One outlet was a collaboration with Melvin Van Peebles (as "Melvin Van"), then a young cable car conductor (conductor) in San Francisco. Van Peebles wrote the text and Bernhard took the unrecorded photographs for The Big Heart, a book about life on the cable cars.

In the early 1980s, Bernhard began working with Carol Williams, owner of Photography West Gallery in Carmel, California. Bernhard told Williams that she knew there would be a photography book after her death, but she hoped one could be published in her lifetime. Williams approached the New York Graphics Society, and several other photographic book publishers, but she was advised that "only Ansel Adams could sell black-and-white photography books." Bernhard and Williams decided to sell five limited-edition copies to raise the funds needed to publish a top-quality book of Ruth Bernhard in the nude. The later edition was produced by David Gray Gardner of Gardner Lithograph, (also the printer of the Adams books) and was called The Eternal Body. She won the 1986 Photography Book of the Year from Friends of Photography. This book was often credited by Ruth Bernhard as being of immeasurable help to her future career and public recognition of her. The Eternal Body was reprinted by Chronicle Books and later as a deluxe Centennial Limited Edition in celebration of Ruth Bernhard's centenary in October 2005. Carol Williams credited Ruth Bernhard with encouraging her to venture into book publishing, and he later published several other photographic monographs.

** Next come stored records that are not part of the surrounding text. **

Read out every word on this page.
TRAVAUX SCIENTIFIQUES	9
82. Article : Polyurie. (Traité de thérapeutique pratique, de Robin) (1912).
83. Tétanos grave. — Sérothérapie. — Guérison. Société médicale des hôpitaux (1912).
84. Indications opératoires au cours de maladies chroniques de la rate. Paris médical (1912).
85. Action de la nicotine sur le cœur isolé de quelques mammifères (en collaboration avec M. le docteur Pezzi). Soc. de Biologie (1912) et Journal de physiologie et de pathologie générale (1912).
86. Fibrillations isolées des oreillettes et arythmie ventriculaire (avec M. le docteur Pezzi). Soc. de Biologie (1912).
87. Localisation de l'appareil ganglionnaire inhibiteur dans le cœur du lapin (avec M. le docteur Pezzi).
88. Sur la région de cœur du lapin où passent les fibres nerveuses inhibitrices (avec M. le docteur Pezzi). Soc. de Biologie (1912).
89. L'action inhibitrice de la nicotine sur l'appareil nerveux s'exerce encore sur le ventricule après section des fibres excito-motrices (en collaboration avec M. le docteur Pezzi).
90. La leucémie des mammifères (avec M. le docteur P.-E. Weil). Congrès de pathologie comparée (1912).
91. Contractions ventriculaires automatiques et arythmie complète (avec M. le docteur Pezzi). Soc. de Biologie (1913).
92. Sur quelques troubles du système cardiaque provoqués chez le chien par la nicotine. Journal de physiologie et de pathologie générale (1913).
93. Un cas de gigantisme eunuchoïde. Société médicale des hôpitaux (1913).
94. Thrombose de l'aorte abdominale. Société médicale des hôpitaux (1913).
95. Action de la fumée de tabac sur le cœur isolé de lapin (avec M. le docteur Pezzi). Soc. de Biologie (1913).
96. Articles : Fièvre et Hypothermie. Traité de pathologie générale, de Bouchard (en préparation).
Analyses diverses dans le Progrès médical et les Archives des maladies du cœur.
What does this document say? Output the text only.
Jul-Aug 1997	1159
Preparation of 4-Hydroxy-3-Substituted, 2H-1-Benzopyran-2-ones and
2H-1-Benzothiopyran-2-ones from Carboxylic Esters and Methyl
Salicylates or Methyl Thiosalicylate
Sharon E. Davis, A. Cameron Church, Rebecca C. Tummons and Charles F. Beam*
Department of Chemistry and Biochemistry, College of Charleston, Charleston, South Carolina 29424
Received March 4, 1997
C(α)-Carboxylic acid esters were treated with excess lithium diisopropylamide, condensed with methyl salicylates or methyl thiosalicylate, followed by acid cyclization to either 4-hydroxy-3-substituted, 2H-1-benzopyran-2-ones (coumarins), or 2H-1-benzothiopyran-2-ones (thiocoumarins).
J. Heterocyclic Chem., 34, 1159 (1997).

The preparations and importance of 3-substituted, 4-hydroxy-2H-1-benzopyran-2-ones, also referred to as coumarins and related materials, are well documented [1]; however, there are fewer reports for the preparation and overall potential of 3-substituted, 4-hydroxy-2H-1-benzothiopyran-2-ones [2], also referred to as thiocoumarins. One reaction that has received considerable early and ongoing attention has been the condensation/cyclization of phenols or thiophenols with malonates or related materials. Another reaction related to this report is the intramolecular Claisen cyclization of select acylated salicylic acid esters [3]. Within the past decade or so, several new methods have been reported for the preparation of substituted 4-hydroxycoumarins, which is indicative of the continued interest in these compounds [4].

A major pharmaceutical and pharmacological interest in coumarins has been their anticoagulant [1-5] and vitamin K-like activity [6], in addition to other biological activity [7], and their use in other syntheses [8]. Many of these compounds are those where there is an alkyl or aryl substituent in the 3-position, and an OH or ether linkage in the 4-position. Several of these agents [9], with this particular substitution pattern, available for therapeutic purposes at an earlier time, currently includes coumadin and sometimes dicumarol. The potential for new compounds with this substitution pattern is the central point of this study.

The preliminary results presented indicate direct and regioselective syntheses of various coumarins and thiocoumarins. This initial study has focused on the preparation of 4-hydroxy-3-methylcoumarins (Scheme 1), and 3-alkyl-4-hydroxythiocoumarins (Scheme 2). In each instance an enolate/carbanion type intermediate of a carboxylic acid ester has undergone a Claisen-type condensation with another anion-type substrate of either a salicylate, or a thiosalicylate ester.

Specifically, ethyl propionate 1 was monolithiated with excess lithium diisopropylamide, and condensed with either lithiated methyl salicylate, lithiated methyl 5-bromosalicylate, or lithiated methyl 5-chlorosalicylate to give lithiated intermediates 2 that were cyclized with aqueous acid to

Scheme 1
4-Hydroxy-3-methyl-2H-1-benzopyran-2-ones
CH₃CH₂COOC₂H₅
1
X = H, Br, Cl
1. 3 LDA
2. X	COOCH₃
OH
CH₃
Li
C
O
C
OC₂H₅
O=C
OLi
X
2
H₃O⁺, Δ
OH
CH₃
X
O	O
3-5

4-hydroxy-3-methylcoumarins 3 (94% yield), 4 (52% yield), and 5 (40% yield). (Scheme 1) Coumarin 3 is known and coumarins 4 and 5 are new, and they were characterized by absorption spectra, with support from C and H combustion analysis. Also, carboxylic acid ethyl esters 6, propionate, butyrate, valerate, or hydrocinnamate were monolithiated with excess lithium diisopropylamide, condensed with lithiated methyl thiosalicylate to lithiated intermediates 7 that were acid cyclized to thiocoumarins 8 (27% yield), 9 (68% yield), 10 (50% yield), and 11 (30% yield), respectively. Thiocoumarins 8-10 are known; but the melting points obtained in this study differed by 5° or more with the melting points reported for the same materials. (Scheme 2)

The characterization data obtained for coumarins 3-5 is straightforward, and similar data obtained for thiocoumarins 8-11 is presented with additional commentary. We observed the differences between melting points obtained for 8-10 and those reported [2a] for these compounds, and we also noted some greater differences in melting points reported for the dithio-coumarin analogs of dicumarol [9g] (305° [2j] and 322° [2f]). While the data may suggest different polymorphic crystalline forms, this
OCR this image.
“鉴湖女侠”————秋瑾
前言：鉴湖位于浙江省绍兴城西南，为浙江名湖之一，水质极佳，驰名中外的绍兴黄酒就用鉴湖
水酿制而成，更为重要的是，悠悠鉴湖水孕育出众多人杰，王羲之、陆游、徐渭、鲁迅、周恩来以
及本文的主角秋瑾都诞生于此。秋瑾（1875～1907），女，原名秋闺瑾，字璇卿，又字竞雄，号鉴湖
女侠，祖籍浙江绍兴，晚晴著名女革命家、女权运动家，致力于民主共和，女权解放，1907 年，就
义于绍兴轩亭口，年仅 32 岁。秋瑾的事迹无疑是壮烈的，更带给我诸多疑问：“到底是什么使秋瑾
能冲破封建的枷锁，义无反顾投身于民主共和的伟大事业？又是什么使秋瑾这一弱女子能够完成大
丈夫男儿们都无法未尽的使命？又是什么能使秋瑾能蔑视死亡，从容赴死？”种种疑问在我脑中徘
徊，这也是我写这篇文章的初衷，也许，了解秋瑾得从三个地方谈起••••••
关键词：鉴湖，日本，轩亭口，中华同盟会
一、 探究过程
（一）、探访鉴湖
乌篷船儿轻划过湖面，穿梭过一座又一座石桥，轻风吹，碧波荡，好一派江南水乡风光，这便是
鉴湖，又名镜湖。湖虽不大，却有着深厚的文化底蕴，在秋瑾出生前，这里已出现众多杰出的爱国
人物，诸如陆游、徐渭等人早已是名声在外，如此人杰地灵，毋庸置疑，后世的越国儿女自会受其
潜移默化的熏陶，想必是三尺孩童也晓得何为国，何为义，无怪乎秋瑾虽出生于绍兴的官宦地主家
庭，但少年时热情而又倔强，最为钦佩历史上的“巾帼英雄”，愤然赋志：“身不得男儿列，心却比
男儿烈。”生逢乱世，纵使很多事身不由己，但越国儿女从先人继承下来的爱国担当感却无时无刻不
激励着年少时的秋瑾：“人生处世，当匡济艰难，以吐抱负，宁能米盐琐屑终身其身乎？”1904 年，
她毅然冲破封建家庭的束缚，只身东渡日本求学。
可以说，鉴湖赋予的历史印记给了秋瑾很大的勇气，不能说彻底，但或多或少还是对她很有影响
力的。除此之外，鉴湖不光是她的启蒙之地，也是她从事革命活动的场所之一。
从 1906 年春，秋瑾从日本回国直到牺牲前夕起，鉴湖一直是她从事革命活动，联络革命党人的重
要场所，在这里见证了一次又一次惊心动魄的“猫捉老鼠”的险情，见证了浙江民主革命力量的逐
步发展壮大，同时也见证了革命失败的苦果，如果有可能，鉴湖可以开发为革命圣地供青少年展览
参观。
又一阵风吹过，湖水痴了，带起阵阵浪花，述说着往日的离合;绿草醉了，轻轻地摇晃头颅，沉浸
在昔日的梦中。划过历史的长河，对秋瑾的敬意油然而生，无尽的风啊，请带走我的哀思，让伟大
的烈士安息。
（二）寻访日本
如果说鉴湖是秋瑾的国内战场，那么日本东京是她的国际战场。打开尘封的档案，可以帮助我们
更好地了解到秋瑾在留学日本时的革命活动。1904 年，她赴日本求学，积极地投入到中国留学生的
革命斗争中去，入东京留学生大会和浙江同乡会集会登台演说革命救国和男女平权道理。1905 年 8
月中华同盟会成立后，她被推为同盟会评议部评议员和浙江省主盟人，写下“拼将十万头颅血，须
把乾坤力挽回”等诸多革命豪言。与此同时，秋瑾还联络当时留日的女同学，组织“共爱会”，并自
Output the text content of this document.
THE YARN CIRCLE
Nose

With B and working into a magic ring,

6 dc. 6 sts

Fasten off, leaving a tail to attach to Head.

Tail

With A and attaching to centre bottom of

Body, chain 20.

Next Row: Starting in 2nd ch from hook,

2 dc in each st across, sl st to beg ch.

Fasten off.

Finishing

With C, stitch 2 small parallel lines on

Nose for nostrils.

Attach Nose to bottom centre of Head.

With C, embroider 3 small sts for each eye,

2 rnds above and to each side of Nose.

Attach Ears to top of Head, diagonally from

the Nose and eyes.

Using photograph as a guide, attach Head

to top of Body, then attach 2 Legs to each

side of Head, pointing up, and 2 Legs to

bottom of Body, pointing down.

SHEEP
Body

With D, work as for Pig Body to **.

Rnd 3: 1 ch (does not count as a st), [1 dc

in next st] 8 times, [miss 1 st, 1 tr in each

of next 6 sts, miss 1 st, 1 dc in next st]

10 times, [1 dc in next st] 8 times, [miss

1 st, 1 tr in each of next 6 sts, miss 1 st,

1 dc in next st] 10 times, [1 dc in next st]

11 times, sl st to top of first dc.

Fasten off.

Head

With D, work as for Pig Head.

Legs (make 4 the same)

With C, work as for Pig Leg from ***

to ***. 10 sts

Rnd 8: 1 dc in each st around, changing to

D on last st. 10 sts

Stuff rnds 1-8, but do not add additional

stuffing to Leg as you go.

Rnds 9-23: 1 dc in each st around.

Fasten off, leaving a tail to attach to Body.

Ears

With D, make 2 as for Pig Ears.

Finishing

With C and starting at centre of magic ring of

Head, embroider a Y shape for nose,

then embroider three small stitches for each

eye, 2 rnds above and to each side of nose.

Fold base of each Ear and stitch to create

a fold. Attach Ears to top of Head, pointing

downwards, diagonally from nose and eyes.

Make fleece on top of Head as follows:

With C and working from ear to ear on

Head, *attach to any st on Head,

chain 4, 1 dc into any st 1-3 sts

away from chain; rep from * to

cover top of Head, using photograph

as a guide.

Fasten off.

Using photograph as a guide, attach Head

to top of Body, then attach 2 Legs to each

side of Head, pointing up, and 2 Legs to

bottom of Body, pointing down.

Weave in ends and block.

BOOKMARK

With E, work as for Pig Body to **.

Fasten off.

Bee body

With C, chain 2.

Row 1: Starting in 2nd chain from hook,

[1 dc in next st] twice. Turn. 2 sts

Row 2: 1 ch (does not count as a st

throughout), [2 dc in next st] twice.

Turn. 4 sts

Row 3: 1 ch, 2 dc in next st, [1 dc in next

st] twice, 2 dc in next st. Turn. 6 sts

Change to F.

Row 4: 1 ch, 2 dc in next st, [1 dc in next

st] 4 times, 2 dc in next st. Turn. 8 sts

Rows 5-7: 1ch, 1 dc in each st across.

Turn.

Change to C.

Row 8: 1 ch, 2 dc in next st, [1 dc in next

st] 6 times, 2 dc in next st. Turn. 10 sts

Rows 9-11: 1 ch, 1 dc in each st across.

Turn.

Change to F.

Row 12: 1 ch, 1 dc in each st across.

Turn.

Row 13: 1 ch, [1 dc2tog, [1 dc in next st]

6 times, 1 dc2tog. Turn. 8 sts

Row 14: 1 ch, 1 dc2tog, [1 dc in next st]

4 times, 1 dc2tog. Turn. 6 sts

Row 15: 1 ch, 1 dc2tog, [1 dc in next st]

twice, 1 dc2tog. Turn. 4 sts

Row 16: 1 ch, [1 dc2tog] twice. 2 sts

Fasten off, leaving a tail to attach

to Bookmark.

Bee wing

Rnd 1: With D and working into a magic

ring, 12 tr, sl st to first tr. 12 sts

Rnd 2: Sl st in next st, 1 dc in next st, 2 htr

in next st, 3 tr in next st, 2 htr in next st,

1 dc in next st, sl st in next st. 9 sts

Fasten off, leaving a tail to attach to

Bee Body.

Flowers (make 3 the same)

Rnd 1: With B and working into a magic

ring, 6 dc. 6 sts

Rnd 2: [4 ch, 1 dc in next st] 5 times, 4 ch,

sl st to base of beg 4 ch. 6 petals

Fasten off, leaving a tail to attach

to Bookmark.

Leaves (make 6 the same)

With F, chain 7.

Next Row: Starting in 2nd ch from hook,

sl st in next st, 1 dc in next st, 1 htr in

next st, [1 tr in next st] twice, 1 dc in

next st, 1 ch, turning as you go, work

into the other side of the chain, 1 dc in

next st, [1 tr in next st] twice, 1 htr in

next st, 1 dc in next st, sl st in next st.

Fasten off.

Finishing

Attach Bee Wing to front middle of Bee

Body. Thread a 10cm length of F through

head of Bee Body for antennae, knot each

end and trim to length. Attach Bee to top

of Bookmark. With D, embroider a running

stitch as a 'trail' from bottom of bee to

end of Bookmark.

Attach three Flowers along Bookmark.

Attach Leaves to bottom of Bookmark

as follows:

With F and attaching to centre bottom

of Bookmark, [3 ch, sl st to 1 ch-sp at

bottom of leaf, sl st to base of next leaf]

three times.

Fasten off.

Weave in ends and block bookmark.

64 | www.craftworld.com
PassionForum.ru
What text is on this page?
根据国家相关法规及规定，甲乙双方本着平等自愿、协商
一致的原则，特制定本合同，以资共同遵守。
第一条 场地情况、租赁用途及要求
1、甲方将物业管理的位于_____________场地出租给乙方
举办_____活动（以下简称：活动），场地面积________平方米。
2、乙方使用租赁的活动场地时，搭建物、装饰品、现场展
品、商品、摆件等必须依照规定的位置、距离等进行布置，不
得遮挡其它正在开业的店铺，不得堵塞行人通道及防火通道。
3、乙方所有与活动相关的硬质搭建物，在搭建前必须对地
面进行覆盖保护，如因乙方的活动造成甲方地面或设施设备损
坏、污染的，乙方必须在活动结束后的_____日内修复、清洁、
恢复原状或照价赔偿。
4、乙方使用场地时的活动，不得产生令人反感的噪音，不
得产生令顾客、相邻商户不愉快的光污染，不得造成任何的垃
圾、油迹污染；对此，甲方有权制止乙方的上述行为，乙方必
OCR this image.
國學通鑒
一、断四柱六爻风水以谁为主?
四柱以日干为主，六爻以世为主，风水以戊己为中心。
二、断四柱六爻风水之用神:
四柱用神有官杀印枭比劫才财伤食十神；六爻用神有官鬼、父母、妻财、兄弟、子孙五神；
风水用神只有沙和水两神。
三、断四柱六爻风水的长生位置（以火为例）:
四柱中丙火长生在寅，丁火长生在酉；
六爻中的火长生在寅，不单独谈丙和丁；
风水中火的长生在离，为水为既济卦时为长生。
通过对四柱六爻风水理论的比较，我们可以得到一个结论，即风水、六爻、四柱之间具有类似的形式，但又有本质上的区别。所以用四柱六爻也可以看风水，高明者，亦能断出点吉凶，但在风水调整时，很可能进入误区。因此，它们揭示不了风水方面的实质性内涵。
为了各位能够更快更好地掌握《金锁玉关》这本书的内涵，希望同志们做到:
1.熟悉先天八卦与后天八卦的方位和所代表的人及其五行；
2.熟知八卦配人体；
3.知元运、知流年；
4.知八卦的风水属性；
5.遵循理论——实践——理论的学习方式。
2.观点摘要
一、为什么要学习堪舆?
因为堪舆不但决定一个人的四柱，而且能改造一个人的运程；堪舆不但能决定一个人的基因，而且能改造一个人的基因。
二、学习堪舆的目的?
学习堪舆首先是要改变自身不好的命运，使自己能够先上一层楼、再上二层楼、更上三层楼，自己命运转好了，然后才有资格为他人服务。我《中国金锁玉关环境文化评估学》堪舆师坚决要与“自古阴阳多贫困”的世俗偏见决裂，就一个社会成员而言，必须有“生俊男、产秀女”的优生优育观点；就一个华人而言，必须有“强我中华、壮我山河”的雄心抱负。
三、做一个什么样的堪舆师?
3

In the 1980s Bernhard also began working with Joe Folberg. Folberg purchased Vision Gallery from Douglas Elliott (who founded it in 1979) in San Francisco in 1982. Bernhard and Folberg worked together until Folberg's death. The gallery was split with Debra Heimerdinger taking over North American operations and Folberg's son, Neil, moving the "Gallery of Vision" to Jerusalem.

In 1967, Bernhard began a career as a teacher. This same year, Bernhard met United States Air Force Colonel Price Rice, an African-American man ten years her junior, and the two became lovers. They would remain together until her death in 1999. In his 90s, Bernhard collaborated with biographer Margaretta K. Mitchell on the book Ruth Bernhard, Between Art and Life, publicly revealing her many affairs with women and men throughout her life. his life.

In 1984 Ruth worked with filmmaker Robert Burrill on his autobiographical film Illuminations: Ruth Bernhard, Photographer. The film premiered in 1989 at the Kabuki Theater in San Francisco and on local PBS station KQED in 1991.

Bernhard was inducted into the Women's Art Caucus in 1981. Bernhard was hailed by Ansel Adams as "the greatest photographer of the nude."

Bernhard died in San Francisco at age 101.